My mind went into shock for a few days after the situation. I talked to a few other parents, and we still hadn’t heard what was going on, and we kept hearing different stories. Suddenly, I became more protective of my son. I felt like I had failed him, and I didn’t want to let him out of my sight. One afternoon while he was napping, a detective from the local police department showed up at my house. She asked me questions, but wouldn’t tell me anything. I remember feeling even more awful about everything after she left. I felt judged as a mom. I felt like there were signs and information that I should have known. That I should have known better than to leave him there. That, somehow, I was supposed to have some kind of sense that he was unsafe, or that, somehow, with a little more diligence I could have been more aware. I felt accused- like, whatever I had done to vet this sitter just wasn’t enough.

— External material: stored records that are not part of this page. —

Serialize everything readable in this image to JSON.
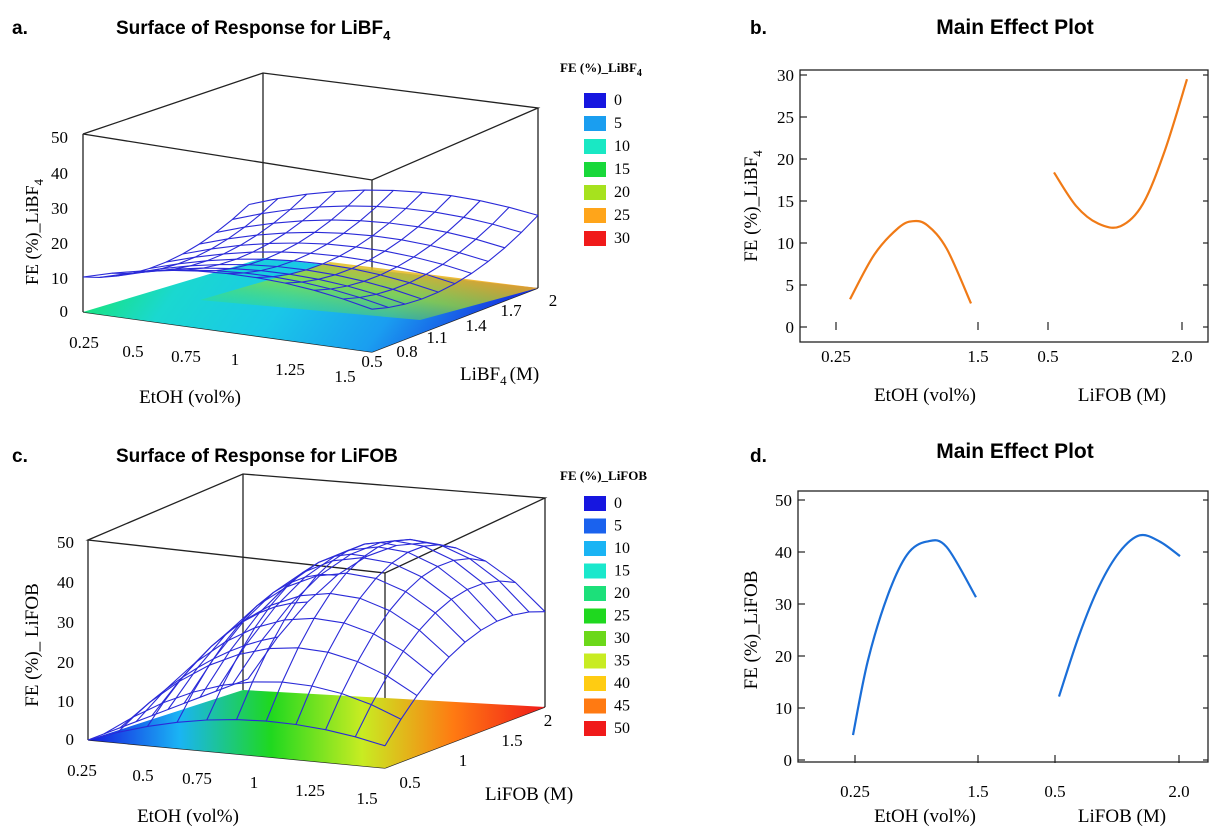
{
  "panels": {
    "a": {
      "letter": "a.",
      "title": "Surface of Response for LiBF",
      "title_sub": "4",
      "zaxis_label": "FE (%)_LiBF",
      "zaxis_label_sub": "4",
      "zaxis_ticks": [
        "0",
        "10",
        "20",
        "30",
        "40",
        "50"
      ],
      "xaxis_label": "EtOH (vol%)",
      "xaxis_ticks": [
        "0.25",
        "0.5",
        "0.75",
        "1",
        "1.25",
        "1.5"
      ],
      "yaxis_label_pre": "LiBF",
      "yaxis_label_sub": "4",
      "yaxis_label_post": "(M)",
      "yaxis_ticks": [
        "0.5",
        "0.8",
        "1.1",
        "1.4",
        "1.7",
        "2"
      ],
      "legend_title": "FE (%)_LiBF",
      "legend_title_sub": "4",
      "legend": [
        {
          "label": "0",
          "color": "#1616e0"
        },
        {
          "label": "5",
          "color": "#1a9ef0"
        },
        {
          "label": "10",
          "color": "#19e8c4"
        },
        {
          "label": "15",
          "color": "#18d83a"
        },
        {
          "label": "20",
          "color": "#a6e21e"
        },
        {
          "label": "25",
          "color": "#ffa51a"
        },
        {
          "label": "30",
          "color": "#f01a1a"
        }
      ]
    },
    "b": {
      "letter": "b.",
      "title": "Main Effect Plot",
      "ylabel": "FE (%)_LiBF",
      "ylabel_sub": "4",
      "y_ticks": [
        "0",
        "5",
        "10",
        "15",
        "20",
        "25",
        "30"
      ],
      "x_ticks": [
        "0.25",
        "1.5",
        "0.5",
        "2.0"
      ],
      "xlabel_left": "EtOH (vol%)",
      "xlabel_right": "LiFOB (M)",
      "line_color": "#f07a16"
    },
    "c": {
      "letter": "c.",
      "title": "Surface of Response for LiFOB",
      "zaxis_label": "FE (%)_ LiFOB",
      "zaxis_ticks": [
        "0",
        "10",
        "20",
        "30",
        "40",
        "50"
      ],
      "xaxis_label": "EtOH (vol%)",
      "xaxis_ticks": [
        "0.25",
        "0.5",
        "0.75",
        "1",
        "1.25",
        "1.5"
      ],
      "yaxis_label": "LiFOB (M)",
      "yaxis_ticks": [
        "0.5",
        "1",
        "1.5",
        "2"
      ],
      "legend_title": "FE (%)_LiFOB",
      "legend": [
        {
          "label": "0",
          "color": "#1616e0"
        },
        {
          "label": "5",
          "color": "#1a62ee"
        },
        {
          "label": "10",
          "color": "#1ab4f4"
        },
        {
          "label": "15",
          "color": "#1ae8cc"
        },
        {
          "label": "20",
          "color": "#1ce07a"
        },
        {
          "label": "25",
          "color": "#1fd81f"
        },
        {
          "label": "30",
          "color": "#6cd81a"
        },
        {
          "label": "35",
          "color": "#c8ec22"
        },
        {
          "label": "40",
          "color": "#ffcc12"
        },
        {
          "label": "45",
          "color": "#ff7a12"
        },
        {
          "label": "50",
          "color": "#f01a1a"
        }
      ]
    },
    "d": {
      "letter": "d.",
      "title": "Main Effect Plot",
      "ylabel": "FE (%)_LiFOB",
      "y_ticks": [
        "0",
        "10",
        "20",
        "30",
        "40",
        "50"
      ],
      "x_ticks": [
        "0.25",
        "1.5",
        "0.5",
        "2.0"
      ],
      "xlabel_left": "EtOH (vol%)",
      "xlabel_right": "LiFOB (M)",
      "line_color": "#1a6ed8"
    }
  },
  "chart_data": [
    {
      "type": "surface",
      "title": "Surface of Response for LiBF4",
      "xlabel": "EtOH (vol%)",
      "ylabel": "LiBF4 (M)",
      "zlabel": "FE (%)_LiBF4",
      "xlim": [
        0.25,
        1.5
      ],
      "ylim": [
        0.5,
        2
      ],
      "zlim": [
        0,
        50
      ]
    },
    {
      "type": "line",
      "title": "Main Effect Plot",
      "ylabel": "FE (%)_LiBF4",
      "ylim": [
        0,
        30
      ],
      "series": [
        {
          "x": [
            0.25,
            0.5,
            0.75,
            0.9,
            1.05,
            1.25,
            1.5
          ],
          "values": [
            3.3,
            8.6,
            11.8,
            12.6,
            12.1,
            9.3,
            2.8
          ]
        },
        {
          "x": [
            0.5,
            0.75,
            1.0,
            1.25,
            1.5,
            1.75,
            2.0
          ],
          "values": [
            18.4,
            14.4,
            12.3,
            12.0,
            14.6,
            21.0,
            29.5
          ]
        }
      ]
    },
    {
      "type": "surface",
      "title": "Surface of Response for LiFOB",
      "xlabel": "EtOH (vol%)",
      "ylabel": "LiFOB (M)",
      "zlabel": "FE (%)_ LiFOB",
      "xlim": [
        0.25,
        1.5
      ],
      "ylim": [
        0.5,
        2
      ],
      "zlim": [
        0,
        50
      ]
    },
    {
      "type": "line",
      "title": "Main Effect Plot",
      "ylabel": "FE (%)_LiFOB",
      "ylim": [
        0,
        50
      ],
      "series": [
        {
          "x": [
            0.25,
            0.4,
            0.6,
            0.8,
            1.0,
            1.2,
            1.5
          ],
          "values": [
            4.8,
            19.0,
            31.5,
            39.5,
            42.0,
            41.0,
            31.3
          ]
        },
        {
          "x": [
            0.5,
            0.75,
            1.0,
            1.25,
            1.5,
            1.75,
            2.0
          ],
          "values": [
            12.2,
            24.0,
            33.5,
            40.0,
            43.2,
            42.0,
            39.2
          ]
        }
      ]
    }
  ]
}
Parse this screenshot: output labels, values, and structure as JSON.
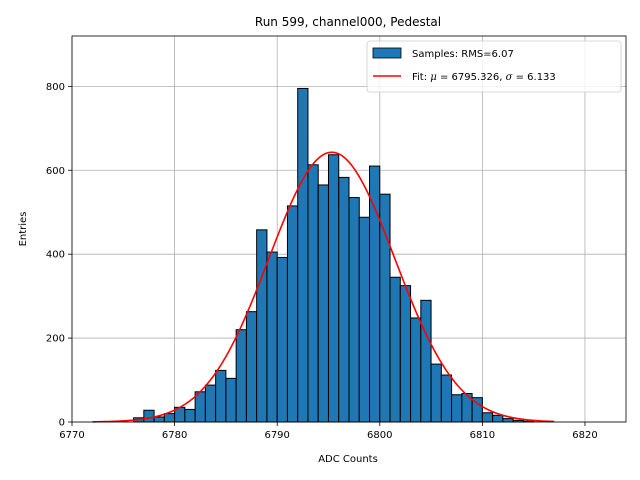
{
  "chart_data": {
    "type": "bar",
    "title": "Run 599, channel000, Pedestal",
    "xlabel": "ADC Counts",
    "ylabel": "Entries",
    "xlim": [
      6770,
      6824
    ],
    "ylim": [
      0,
      920
    ],
    "grid": true,
    "legend_position": "top-right",
    "x_ticks": [
      6770,
      6780,
      6790,
      6800,
      6810,
      6820
    ],
    "y_ticks": [
      0,
      200,
      400,
      600,
      800
    ],
    "histogram": {
      "name": "Samples: RMS=6.07",
      "color": "#1f77b4",
      "edgecolor": "#000000",
      "bin_width": 1,
      "bins": [
        {
          "x0": 6776,
          "value": 10
        },
        {
          "x0": 6777,
          "value": 28
        },
        {
          "x0": 6778,
          "value": 12
        },
        {
          "x0": 6779,
          "value": 20
        },
        {
          "x0": 6780,
          "value": 35
        },
        {
          "x0": 6781,
          "value": 30
        },
        {
          "x0": 6782,
          "value": 72
        },
        {
          "x0": 6783,
          "value": 88
        },
        {
          "x0": 6784,
          "value": 123
        },
        {
          "x0": 6785,
          "value": 104
        },
        {
          "x0": 6786,
          "value": 220
        },
        {
          "x0": 6787,
          "value": 263
        },
        {
          "x0": 6788,
          "value": 458
        },
        {
          "x0": 6789,
          "value": 405
        },
        {
          "x0": 6790,
          "value": 392
        },
        {
          "x0": 6791,
          "value": 515
        },
        {
          "x0": 6792,
          "value": 795
        },
        {
          "x0": 6793,
          "value": 613
        },
        {
          "x0": 6794,
          "value": 565
        },
        {
          "x0": 6795,
          "value": 637
        },
        {
          "x0": 6796,
          "value": 583
        },
        {
          "x0": 6797,
          "value": 535
        },
        {
          "x0": 6798,
          "value": 488
        },
        {
          "x0": 6799,
          "value": 610
        },
        {
          "x0": 6800,
          "value": 543
        },
        {
          "x0": 6801,
          "value": 345
        },
        {
          "x0": 6802,
          "value": 325
        },
        {
          "x0": 6803,
          "value": 248
        },
        {
          "x0": 6804,
          "value": 290
        },
        {
          "x0": 6805,
          "value": 138
        },
        {
          "x0": 6806,
          "value": 112
        },
        {
          "x0": 6807,
          "value": 65
        },
        {
          "x0": 6808,
          "value": 68
        },
        {
          "x0": 6809,
          "value": 58
        },
        {
          "x0": 6810,
          "value": 22
        },
        {
          "x0": 6811,
          "value": 16
        },
        {
          "x0": 6812,
          "value": 8
        },
        {
          "x0": 6813,
          "value": 4
        },
        {
          "x0": 6814,
          "value": 2
        }
      ]
    },
    "fit": {
      "label_prefix": "Fit: ",
      "label_mu": "μ",
      "label_mu_value": " = 6795.326, ",
      "label_sigma": "σ",
      "label_sigma_value": " = 6.133",
      "mu": 6795.326,
      "sigma": 6.133,
      "amplitude": 643,
      "x_range": [
        6772,
        6817
      ],
      "color": "#ff0000"
    }
  }
}
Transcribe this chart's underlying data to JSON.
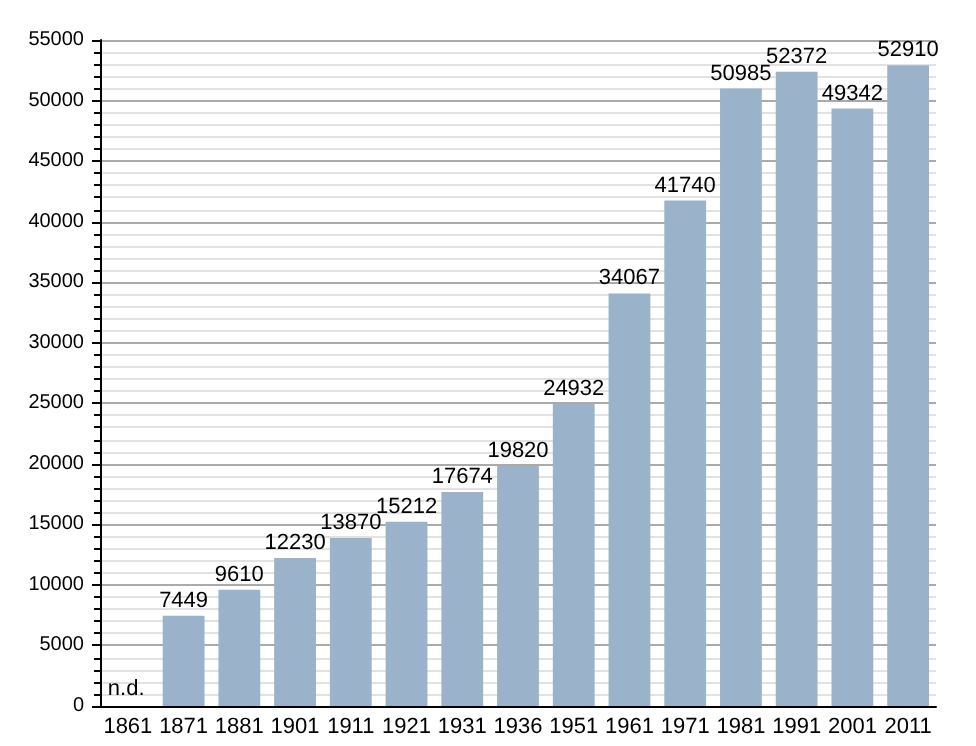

The next few weeks weren’t any better. Every time I thought I was starting to move past everything, another story would show up in the news, and it felt like someone was rubbing salt into my wound. They flashed that picture up on the television and social media with these tiny blurred out faces and it made me want to throw up. Social media was toxic- all of a sudden, everybody had an opinion about how we all should have known. I found myself the unwitting participant in this incident, my son’s blurred out face a part of this story, he was a member of a group of kids whose parents-according to the unrelenting jury of social media- just hadn’t done enough. I had to block all of the news channel profiles from my page, otherwise I would keep myself up at night reading the horrible comments from people that had no problems expressing the fact that they thought horrible parenting was to blame for this tragedy. 

It took almost a year to get the final report, which concluded that the baby had suffocated in a broken pack ‘n play. While I understand that accidents do happen, the unfortunate truth is that this tragedy could have been prevented with safe sleep techniques.

My son is a thriving first grader now. He’s an active, fun loving boy who loves nothing more than asking me a million questions a day and playing with his neighborhood friends. I am grateful that I am still watching him grow up and think often about the family that lost their baby. Still, every year when the anniversary rolls around, all the emotions come flooding back. I know he remembers nothing about that day, but it is something we will never forget.